Curvature of high-dimensional data
Jiayi Chen, Mohammad Javad Latifi Jebelli, Daniel N. Rockmore
TL;DR
This work tackles the challenge of estimating local curvature from high-dimensional, noisy data by formulating a probabilistic decoding framework that treats naive curvature estimates as random variables whose distributions depend on noise and sampling density. The authors derive explicit pushforward formulas for the absolute variation curvature under von Mises–Fisher noise, extend these results to mixtures, and show how to decode the true curvature via maximum likelihood. Numerical experiments on spheres up to dimension $m=12$ demonstrate that naive curvature estimates are biased and that the decoded curvature closely tracks the true curvature, effectively mitigating high-dimensional bias. The approach provides a principled pathway to reliable extrinsic curvature estimation in high-dimensional data and offers a general methodology applicable to other curvature-like quantities arising from local tangent-space estimates.
Abstract
We consider the problem of estimating curvature where the data can be viewed as a noisy sample from an underlying manifold.
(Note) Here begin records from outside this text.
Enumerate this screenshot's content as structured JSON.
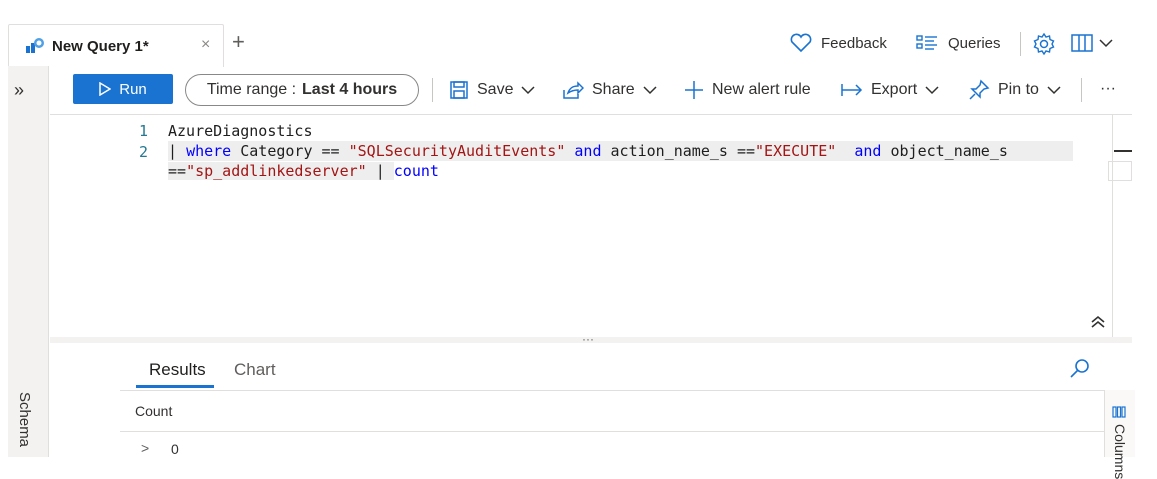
{
  "tab": {
    "title": "New Query 1*",
    "close": "×",
    "add": "+"
  },
  "header": {
    "feedback": "Feedback",
    "queries": "Queries"
  },
  "sidebar": {
    "expand": "»",
    "schema": "Schema"
  },
  "toolbar": {
    "run": "Run",
    "time_range_label": "Time range :",
    "time_range_value": "Last 4 hours",
    "save": "Save",
    "share": "Share",
    "new_alert_rule": "New alert rule",
    "export": "Export",
    "pin_to": "Pin to",
    "more": "···"
  },
  "editor": {
    "line_numbers": [
      "1",
      "2"
    ],
    "line1": "AzureDiagnostics",
    "line2": {
      "pipe": "| ",
      "where": "where",
      "t1": " Category == ",
      "s1": "\"SQLSecurityAuditEvents\"",
      "sp1": " ",
      "and1": "and",
      "t2": " action_name_s ==",
      "s2": "\"EXECUTE\"",
      "sp2": "  ",
      "and2": "and",
      "t3": " object_name_s"
    },
    "line3": {
      "t1": "==",
      "s1": "\"sp_addlinkedserver\"",
      "t2": " | ",
      "count": "count"
    },
    "splitter_dots": "···",
    "collapse": "«"
  },
  "results": {
    "tabs": [
      "Results",
      "Chart"
    ],
    "columns": [
      "Count"
    ],
    "rows": [
      [
        "0"
      ]
    ],
    "row_expand": ">",
    "right_panel": "Columns"
  },
  "colors": {
    "accent": "#1a73d1",
    "keyword": "#0000ff",
    "string": "#a31515",
    "linenum": "#237893"
  }
}
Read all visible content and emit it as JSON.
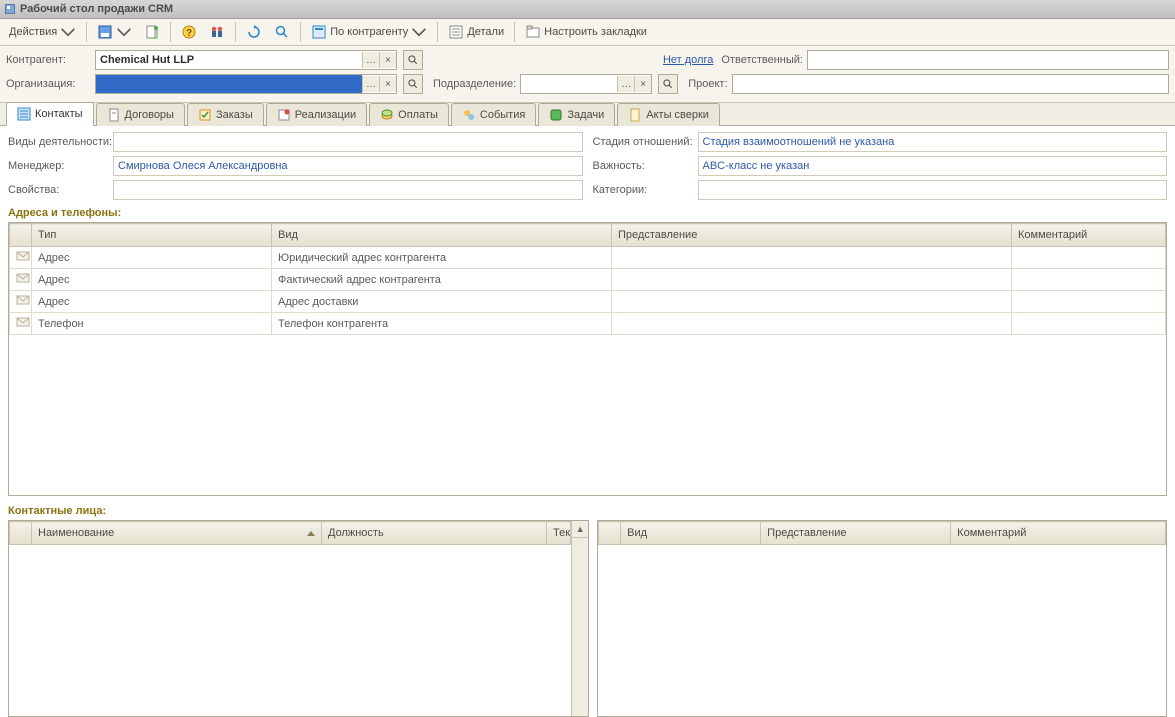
{
  "window": {
    "title": "Рабочий стол продажи CRM"
  },
  "toolbar": {
    "actions": "Действия",
    "by_counterparty": "По контрагенту",
    "details": "Детали",
    "configure_tabs": "Настроить закладки"
  },
  "filters": {
    "counterparty_label": "Контрагент:",
    "counterparty_value": "Chemical Hut LLP",
    "organization_label": "Организация:",
    "organization_value": " ",
    "subdivision_label": "Подразделение:",
    "subdivision_value": "",
    "project_label": "Проект:",
    "no_debt": "Нет долга",
    "responsible_label": "Ответственный:"
  },
  "tabs": [
    {
      "id": "contacts",
      "label": "Контакты",
      "active": true
    },
    {
      "id": "contracts",
      "label": "Договоры"
    },
    {
      "id": "orders",
      "label": "Заказы"
    },
    {
      "id": "realizations",
      "label": "Реализации"
    },
    {
      "id": "payments",
      "label": "Оплаты"
    },
    {
      "id": "events",
      "label": "События"
    },
    {
      "id": "tasks",
      "label": "Задачи"
    },
    {
      "id": "recons",
      "label": "Акты сверки"
    }
  ],
  "info": {
    "activity_label": "Виды деятельности:",
    "activity_value": "",
    "manager_label": "Менеджер:",
    "manager_value": "Смирнова Олеся Александровна",
    "properties_label": "Свойства:",
    "properties_value": "",
    "stage_label": "Стадия отношений:",
    "stage_value": "Стадия взаимоотношений не указана",
    "importance_label": "Важность:",
    "importance_value": "ABC-класс не указан",
    "categories_label": "Категории:",
    "categories_value": ""
  },
  "addresses": {
    "heading": "Адреса и телефоны:",
    "columns": {
      "type": "Тип",
      "kind": "Вид",
      "repr": "Представление",
      "comment": "Комментарий"
    },
    "rows": [
      {
        "type": "Адрес",
        "kind": "Юридический адрес контрагента",
        "repr": "",
        "comment": ""
      },
      {
        "type": "Адрес",
        "kind": "Фактический адрес контрагента",
        "repr": "",
        "comment": ""
      },
      {
        "type": "Адрес",
        "kind": "Адрес доставки",
        "repr": "",
        "comment": ""
      },
      {
        "type": "Телефон",
        "kind": "Телефон контрагента",
        "repr": "",
        "comment": ""
      }
    ]
  },
  "contacts": {
    "heading": "Контактные лица:",
    "left_cols": {
      "name": "Наименование",
      "position": "Должность",
      "state": "Текущее состояние"
    },
    "right_cols": {
      "kind": "Вид",
      "repr": "Представление",
      "comment": "Комментарий"
    }
  }
}
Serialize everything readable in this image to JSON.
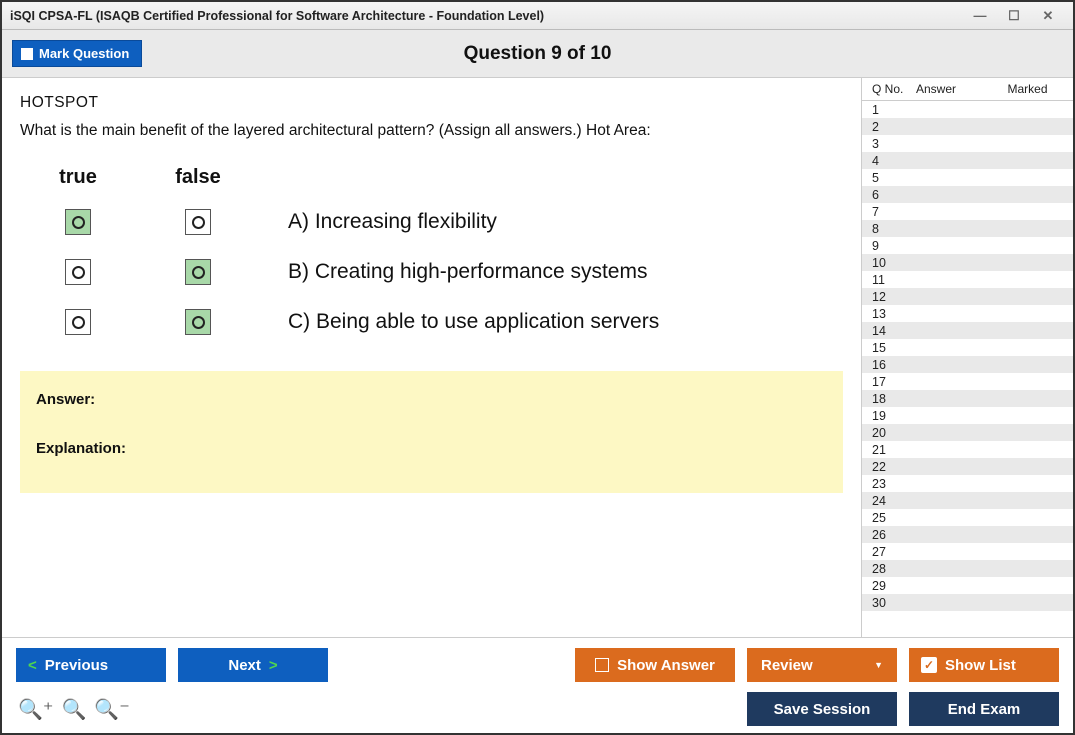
{
  "window": {
    "title": "iSQI CPSA-FL (ISAQB Certified Professional for Software Architecture - Foundation Level)"
  },
  "header": {
    "mark_label": "Mark Question",
    "counter": "Question 9 of 10"
  },
  "question": {
    "type": "HOTSPOT",
    "text": "What is the main benefit of the layered architectural pattern? (Assign all answers.) Hot Area:",
    "col_true": "true",
    "col_false": "false",
    "options": [
      {
        "label": "A) Increasing flexibility",
        "true_selected": true,
        "false_selected": false
      },
      {
        "label": "B) Creating high-performance systems",
        "true_selected": false,
        "false_selected": true
      },
      {
        "label": "C) Being able to use application servers",
        "true_selected": false,
        "false_selected": true
      }
    ]
  },
  "answerbox": {
    "answer_label": "Answer:",
    "explanation_label": "Explanation:"
  },
  "navigator": {
    "headers": {
      "qno": "Q No.",
      "answer": "Answer",
      "marked": "Marked"
    },
    "rows": [
      1,
      2,
      3,
      4,
      5,
      6,
      7,
      8,
      9,
      10,
      11,
      12,
      13,
      14,
      15,
      16,
      17,
      18,
      19,
      20,
      21,
      22,
      23,
      24,
      25,
      26,
      27,
      28,
      29,
      30
    ]
  },
  "buttons": {
    "previous": "Previous",
    "next": "Next",
    "show_answer": "Show Answer",
    "review": "Review",
    "show_list": "Show List",
    "save_session": "Save Session",
    "end_exam": "End Exam"
  }
}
For manifolds of dimension greater than one there are multiple definitions of local curvature, each suggesting a different estimation process for a given data set. Recently, there has been progress in proving that estimates of ``local point cloud curvature" converge to the related smooth notion of local curvature as the density of the point cloud approaches infinity. Herein we investigate practical limitations of such convergence theorems and discuss the significant impact of bias in such estimates as reported in recent literature. We provide theoretical arguments for the fact that bias increases drastically in higher dimensions, so much so that in high dimensions, the probability that a naive curvature estimate lies in a small interval near the true curvature could be near zero. We present a probabilistic framework that enables the construction of more accurate estimators of curvature for arbitrary noise models. The efficacy of our technique is supported with experiments on spheres of dimension as large as twelve.